I love the idea of a food forest as a perennial food source, with hopefully a lot less work that the annual veggie patch.  I was turned onto the concept some years ago by Geoff Lawton's DVD and ever since, I've wanted to try it.  I did a small scale version when we lived in Sydney but I was keen for a greater variety of trees, so when we moved here, it was one of the first things we started.  I've been showing you updates on the swales as we've gone along, but since I've got the irrigation in, things have really taken off (surprise, surprise, trees need more than an occasional bucket of water, but in my defence, those buckets get bloody heavy).  So now with my trusty 18mm hose, its on.

I think this bottom swale is still my favourite area (but that may be because its a bit more 'under control').  The trees are growing beautifully and I've managed to keep the grass down and do lots of companion planting, so there's more of an ecosystem developing her.  This will be the bottom of the forest, so I've started to plant above it.  Its probably not that easy to see, but there is a peach tree in the foreground of the second photo.  I've also put in two macadamia trees and two jack fruit trees that I've grown from seed, then there are two mulberries that I struck from cuttings from my friend Linda's bumper tree as well as a few rosellas and pigeon peas.
 I've planted out all the pumpkin seedlings in the greenhouse to provide ground cover, and thankfully they've all taken.  The next lot are ready to go in this weekend, probably another dozen.
The sweet potato that I planted last year all over the area are coming back after a bit of a hibernation and they provided great ground cover last year, so I'm even more hopefully for this next season.

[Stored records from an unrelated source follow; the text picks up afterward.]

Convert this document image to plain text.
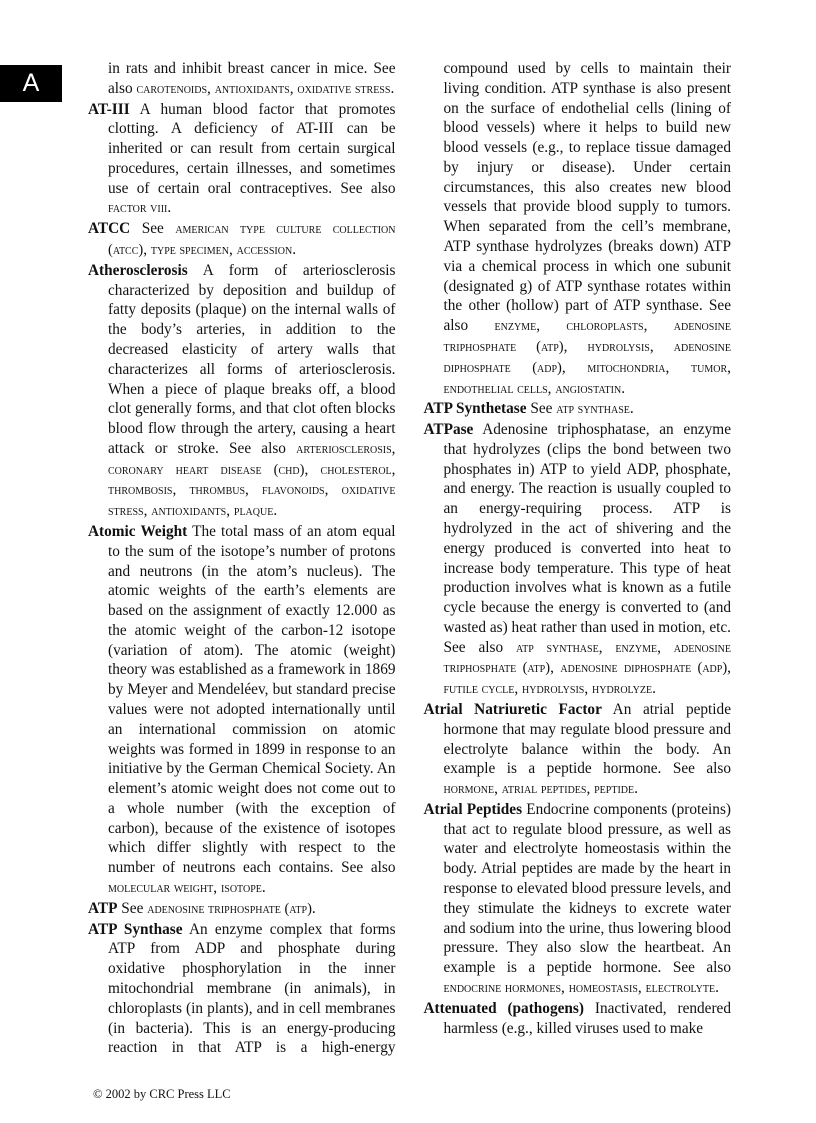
A

in rats and inhibit breast cancer in mice. See also carotenoids, antioxidants, oxidative stress.

AT-III A human blood factor that promotes clotting. A deficiency of AT-III can be inherited or can result from certain surgical procedures, certain illnesses, and sometimes use of certain oral contraceptives. See also factor viii.

ATCC See american type culture collection (atcc), type specimen, accession.

Atherosclerosis A form of arteriosclerosis characterized by deposition and buildup of fatty deposits (plaque) on the internal walls of the body’s arteries, in addition to the decreased elasticity of artery walls that characterizes all forms of arteriosclerosis. When a piece of plaque breaks off, a blood clot generally forms, and that clot often blocks blood flow through the artery, causing a heart attack or stroke. See also arteriosclerosis, coronary heart disease (chd), cholesterol, thrombosis, thrombus, flavonoids, oxidative stress, antioxidants, plaque.

Atomic Weight The total mass of an atom equal to the sum of the isotope’s number of protons and neutrons (in the atom’s nucleus). The atomic weights of the earth’s elements are based on the assignment of exactly 12.000 as the atomic weight of the carbon-12 isotope (variation of atom). The atomic (weight) theory was established as a framework in 1869 by Meyer and Mendeléev, but standard precise values were not adopted internationally until an international commission on atomic weights was formed in 1899 in response to an initiative by the German Chemical Society. An element’s atomic weight does not come out to a whole number (with the exception of carbon), because of the existence of isotopes which differ slightly with respect to the number of neutrons each contains. See also molecular weight, isotope.

ATP See adenosine triphosphate (atp).

ATP Synthase An enzyme complex that forms ATP from ADP and phosphate during oxidative phosphorylation in the inner mitochondrial membrane (in animals), in chloroplasts (in plants), and in cell membranes (in bacteria). This is an energy-producing reaction in that ATP is a high-energy compound used by cells to maintain their living condition. ATP synthase is also present on the surface of endothelial cells (lining of blood vessels) where it helps to build new blood vessels (e.g., to replace tissue damaged by injury or disease). Under certain circumstances, this also creates new blood vessels that provide blood supply to tumors. When separated from the cell’s membrane, ATP synthase hydrolyzes (breaks down) ATP via a chemical process in which one subunit (designated g) of ATP synthase rotates within the other (hollow) part of ATP synthase. See also enzyme, chloroplasts, adenosine triphosphate (atp), hydrolysis, adenosine diphosphate (adp), mitochondria, tumor, endothelial cells, angiostatin.

ATP Synthetase See atp synthase.

ATPase Adenosine triphosphatase, an enzyme that hydrolyzes (clips the bond between two phosphates in) ATP to yield ADP, phosphate, and energy. The reaction is usually coupled to an energy-requiring process. ATP is hydrolyzed in the act of shivering and the energy produced is converted into heat to increase body temperature. This type of heat production involves what is known as a futile cycle because the energy is converted to (and wasted as) heat rather than used in motion, etc. See also atp synthase, enzyme, adenosine triphosphate (atp), adenosine diphosphate (adp), futile cycle, hydrolysis, hydrolyze.

Atrial Natriuretic Factor An atrial peptide hormone that may regulate blood pressure and electrolyte balance within the body. An example is a peptide hormone. See also hormone, atrial peptides, peptide.

Atrial Peptides Endocrine components (proteins) that act to regulate blood pressure, as well as water and electrolyte homeostasis within the body. Atrial peptides are made by the heart in response to elevated blood pressure levels, and they stimulate the kidneys to excrete water and sodium into the urine, thus lowering blood pressure. They also slow the heartbeat. An example is a peptide hormone. See also endocrine hormones, homeostasis, electrolyte.

Attenuated (pathogens) Inactivated, rendered harmless (e.g., killed viruses used to make

© 2002 by CRC Press LLC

The black sapotes were hanging in, but are now starting to come on with the extra water.  I've also planted pinto peanut at their feet for some ground cover and that's starting to take off as well
This new little malabar chesnut (the third in the forest) has just about doubled in size
And one of the avos, that was only planted 18 months ago, is really stretching out and has decided to set some fruit.  I'm sure it will fall off soon, but you've got to be impressed with its gumption.
And lastly, my brazilian cherry at the top of the forest has its first two little fruits.  Let's hope they ripen up so I can have a taste.